Contributing Code

Git-pandas is a python library for analyzing git repositories with pandas. Our goal is twofold:

  • To make the analysis of git repositories or collections of repositories simple, fast, and pleasant.
  • To give developers interested in data analysis a simple interface to datasets that they understand and have already (git data)
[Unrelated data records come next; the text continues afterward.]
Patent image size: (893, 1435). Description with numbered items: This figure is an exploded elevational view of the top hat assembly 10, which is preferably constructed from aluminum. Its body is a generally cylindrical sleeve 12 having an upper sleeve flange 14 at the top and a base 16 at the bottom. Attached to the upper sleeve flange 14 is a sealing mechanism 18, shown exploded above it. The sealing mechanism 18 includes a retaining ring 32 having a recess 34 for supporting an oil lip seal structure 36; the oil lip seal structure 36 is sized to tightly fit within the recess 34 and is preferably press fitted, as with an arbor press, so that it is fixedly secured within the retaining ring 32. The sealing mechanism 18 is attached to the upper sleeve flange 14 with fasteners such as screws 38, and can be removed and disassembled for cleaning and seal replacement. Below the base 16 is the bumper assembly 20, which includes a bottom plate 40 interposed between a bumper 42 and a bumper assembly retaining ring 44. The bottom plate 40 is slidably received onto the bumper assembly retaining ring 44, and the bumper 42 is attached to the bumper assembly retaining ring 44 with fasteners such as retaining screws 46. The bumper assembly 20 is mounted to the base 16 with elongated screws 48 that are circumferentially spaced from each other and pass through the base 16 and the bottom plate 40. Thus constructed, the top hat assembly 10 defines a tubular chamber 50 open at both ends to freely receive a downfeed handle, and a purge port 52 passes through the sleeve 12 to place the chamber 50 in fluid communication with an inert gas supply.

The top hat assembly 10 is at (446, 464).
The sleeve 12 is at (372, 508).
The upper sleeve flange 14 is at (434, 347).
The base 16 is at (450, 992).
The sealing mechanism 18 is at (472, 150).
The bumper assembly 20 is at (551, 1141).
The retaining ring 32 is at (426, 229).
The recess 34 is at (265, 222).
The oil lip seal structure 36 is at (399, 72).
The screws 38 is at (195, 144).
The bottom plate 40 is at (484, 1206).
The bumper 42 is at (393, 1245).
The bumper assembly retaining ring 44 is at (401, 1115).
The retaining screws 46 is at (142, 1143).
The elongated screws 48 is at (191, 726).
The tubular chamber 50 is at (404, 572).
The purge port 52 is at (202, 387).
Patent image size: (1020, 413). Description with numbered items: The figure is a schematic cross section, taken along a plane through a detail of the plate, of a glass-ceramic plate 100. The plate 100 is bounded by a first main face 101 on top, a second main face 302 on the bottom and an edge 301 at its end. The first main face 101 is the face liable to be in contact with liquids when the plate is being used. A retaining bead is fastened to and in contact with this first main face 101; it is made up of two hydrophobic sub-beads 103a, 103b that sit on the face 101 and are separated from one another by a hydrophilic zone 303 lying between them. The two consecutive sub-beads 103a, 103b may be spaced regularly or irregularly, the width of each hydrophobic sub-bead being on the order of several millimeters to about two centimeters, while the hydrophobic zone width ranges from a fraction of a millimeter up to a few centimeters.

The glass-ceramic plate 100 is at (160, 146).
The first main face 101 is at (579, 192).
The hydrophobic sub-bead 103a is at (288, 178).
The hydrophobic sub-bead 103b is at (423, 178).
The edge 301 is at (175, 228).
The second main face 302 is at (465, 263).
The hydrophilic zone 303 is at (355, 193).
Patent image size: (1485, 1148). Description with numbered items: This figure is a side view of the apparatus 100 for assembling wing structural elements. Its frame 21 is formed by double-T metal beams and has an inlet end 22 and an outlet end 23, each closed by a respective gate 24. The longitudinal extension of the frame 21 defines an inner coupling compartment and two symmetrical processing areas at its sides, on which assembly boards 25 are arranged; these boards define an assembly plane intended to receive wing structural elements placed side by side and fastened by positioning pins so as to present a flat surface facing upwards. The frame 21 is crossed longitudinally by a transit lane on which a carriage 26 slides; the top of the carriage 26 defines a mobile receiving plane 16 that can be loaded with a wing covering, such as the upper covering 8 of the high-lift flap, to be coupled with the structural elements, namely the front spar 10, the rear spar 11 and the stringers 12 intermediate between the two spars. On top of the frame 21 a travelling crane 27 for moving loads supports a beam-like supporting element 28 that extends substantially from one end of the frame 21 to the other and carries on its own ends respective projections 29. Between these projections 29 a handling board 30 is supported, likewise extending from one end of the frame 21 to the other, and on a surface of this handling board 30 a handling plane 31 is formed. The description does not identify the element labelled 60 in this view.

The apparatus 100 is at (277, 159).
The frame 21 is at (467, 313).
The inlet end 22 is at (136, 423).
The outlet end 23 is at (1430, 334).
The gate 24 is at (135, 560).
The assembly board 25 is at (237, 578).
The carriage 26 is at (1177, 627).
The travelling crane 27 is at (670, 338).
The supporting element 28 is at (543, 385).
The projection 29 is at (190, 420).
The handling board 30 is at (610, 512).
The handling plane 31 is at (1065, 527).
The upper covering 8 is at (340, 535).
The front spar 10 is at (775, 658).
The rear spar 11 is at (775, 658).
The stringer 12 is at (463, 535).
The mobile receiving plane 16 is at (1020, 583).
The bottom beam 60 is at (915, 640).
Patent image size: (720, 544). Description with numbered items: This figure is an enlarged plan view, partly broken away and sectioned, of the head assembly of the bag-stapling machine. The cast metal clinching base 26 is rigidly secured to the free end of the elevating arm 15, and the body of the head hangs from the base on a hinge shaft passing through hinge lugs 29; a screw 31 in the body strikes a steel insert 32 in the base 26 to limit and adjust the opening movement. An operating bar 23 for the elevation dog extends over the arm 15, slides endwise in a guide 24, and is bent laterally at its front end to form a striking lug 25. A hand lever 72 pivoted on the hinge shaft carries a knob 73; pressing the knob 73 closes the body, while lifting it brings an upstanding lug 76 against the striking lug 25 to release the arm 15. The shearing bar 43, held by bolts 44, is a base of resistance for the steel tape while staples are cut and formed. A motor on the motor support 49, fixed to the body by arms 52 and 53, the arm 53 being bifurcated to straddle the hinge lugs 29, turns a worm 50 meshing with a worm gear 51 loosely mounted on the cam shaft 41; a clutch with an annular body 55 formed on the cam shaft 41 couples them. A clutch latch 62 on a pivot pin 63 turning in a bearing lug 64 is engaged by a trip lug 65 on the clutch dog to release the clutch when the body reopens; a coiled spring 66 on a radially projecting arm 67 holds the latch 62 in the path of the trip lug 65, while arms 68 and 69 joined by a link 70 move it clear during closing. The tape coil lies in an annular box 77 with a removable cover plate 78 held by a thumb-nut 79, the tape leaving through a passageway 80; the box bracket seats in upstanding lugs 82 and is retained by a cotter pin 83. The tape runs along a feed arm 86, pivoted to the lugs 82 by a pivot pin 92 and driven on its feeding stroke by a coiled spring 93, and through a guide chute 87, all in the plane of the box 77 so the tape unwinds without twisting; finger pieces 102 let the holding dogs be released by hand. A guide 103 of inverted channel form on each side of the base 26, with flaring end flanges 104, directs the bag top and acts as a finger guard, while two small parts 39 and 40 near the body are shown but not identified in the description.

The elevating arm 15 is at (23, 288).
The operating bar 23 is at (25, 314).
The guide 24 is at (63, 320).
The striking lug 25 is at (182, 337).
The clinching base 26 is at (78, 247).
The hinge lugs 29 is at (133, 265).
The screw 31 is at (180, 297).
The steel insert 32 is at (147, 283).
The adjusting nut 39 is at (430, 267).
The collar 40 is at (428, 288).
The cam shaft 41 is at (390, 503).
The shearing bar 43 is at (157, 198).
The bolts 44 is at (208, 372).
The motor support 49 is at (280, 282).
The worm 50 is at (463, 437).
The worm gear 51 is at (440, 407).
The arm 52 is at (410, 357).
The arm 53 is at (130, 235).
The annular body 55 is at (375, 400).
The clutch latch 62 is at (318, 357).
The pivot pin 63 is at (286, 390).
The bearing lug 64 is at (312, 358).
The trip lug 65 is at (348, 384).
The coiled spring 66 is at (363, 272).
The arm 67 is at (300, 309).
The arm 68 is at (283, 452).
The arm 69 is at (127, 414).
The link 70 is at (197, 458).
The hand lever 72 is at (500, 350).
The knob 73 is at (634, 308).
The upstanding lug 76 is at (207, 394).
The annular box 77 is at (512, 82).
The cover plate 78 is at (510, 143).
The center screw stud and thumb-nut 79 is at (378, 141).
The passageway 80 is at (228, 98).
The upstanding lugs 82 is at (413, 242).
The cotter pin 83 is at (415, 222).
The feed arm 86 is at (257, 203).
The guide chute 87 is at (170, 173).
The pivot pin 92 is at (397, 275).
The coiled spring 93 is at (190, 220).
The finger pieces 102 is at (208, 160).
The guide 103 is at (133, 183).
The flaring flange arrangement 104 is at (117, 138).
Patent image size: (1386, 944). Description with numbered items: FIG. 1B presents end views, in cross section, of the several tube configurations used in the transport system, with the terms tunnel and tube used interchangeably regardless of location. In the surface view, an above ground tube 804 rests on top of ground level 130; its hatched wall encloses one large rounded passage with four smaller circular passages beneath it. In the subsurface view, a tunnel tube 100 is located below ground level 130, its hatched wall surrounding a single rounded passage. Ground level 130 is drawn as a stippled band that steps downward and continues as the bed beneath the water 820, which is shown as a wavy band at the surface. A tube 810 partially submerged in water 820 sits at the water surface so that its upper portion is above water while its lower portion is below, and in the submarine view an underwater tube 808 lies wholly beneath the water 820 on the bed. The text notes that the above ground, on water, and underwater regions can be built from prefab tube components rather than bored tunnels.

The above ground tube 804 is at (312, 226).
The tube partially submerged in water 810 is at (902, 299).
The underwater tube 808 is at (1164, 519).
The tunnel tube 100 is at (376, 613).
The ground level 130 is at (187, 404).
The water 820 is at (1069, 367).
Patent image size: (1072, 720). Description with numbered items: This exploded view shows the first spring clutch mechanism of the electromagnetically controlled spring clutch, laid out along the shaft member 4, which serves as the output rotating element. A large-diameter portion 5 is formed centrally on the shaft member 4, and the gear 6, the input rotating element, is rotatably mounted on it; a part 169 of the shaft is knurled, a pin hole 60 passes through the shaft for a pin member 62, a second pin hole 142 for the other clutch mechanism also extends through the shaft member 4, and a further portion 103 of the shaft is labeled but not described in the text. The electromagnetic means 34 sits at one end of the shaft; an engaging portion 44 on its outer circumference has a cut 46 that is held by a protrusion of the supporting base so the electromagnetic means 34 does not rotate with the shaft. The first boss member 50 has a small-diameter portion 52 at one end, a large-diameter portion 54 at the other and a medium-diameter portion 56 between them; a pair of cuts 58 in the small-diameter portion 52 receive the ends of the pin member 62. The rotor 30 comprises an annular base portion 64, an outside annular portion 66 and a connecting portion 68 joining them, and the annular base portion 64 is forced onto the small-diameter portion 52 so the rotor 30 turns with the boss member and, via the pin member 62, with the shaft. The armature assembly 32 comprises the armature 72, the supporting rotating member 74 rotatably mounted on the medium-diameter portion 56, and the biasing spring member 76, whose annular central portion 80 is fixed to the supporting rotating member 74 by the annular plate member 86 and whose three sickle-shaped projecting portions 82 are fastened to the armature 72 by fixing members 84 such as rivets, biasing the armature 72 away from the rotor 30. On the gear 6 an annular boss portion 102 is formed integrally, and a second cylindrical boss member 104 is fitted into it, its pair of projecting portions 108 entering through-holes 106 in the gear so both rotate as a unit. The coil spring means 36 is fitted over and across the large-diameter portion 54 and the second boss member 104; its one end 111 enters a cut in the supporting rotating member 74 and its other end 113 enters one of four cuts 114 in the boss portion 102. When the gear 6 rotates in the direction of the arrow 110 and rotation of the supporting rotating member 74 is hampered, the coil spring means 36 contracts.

With that in mind, we welcome and in fact would love some help.

How to Contribute

The preferred workflow to contribute to git-pandas is:

  1. Fork this repository into your own github account.
  2. Clone the fork on your account onto your local disk:
   git clone git@github.com:YourLogin/git-pandas.git
   cd git-pandas


3. Create a branch for your new awesome feature, do not work in the master branch:
   git checkout -b new-awesome-feature


4. Write some code, or docs, or tests.
5. When you are done, submit a pull request.

Guidelines

Git-pandas is still a very young project, but we do have a few guiding principles:

  1. Maintain feature and API parity between Repository and ProjectDirectory
  2. Write detailed docstrings in sphinx format
  3. Slow or potentially memory intensive functions should have a limit option

Running Tests

Test coverage is admittedly pretty bad right now, so help out by writing tests for new code. To run the tests, use:

nosetests --with-coverage
coverage html

Easy Issues / Getting Started

There are a number of issues on the near term horizon that would be great to have help with.

  1. Testing: we have no testing whatsoever as is, beyond examples. So setting up proper unit testing with some dummy git repositories is a pretty critical near-term goal.
  2. Diff: it would be really nice to be able to call a function with 2 revs and return the diff as a dataframe. So columns for line number, filename, path, change, author, timestamp, etc.
  3. Docs: We have a lot of examples, but they are largely not present in the documentation. Adding some plotting to the examples using pyplot and putting them into the docs would help out new users a lot.
  4. Docs Deployment: currently we host the docs on Github pages, which has a kind of awkward deployment process. Anyone with experience automating this (or scripting even) would be very useful.
  5. File-level tracking: it would be really cool to be able to get a dataframe of one file’s history in great detail. It likely would be a subset of the existing file change history function.
  6. Cross-Branch Analytics: finding differences between different branches of a single repository. Or aggregating the results of other functions across multiple branches.
  7. Verbose Mode: add logging in more functions when verbose is set to True.
  8. Heirarchical bus factor: what’s the bus factor of a file, directory, repo, project directory, etc.
  9. Language analytics: what languages do we use most, what are bus factors of those languages? Who should we hire next?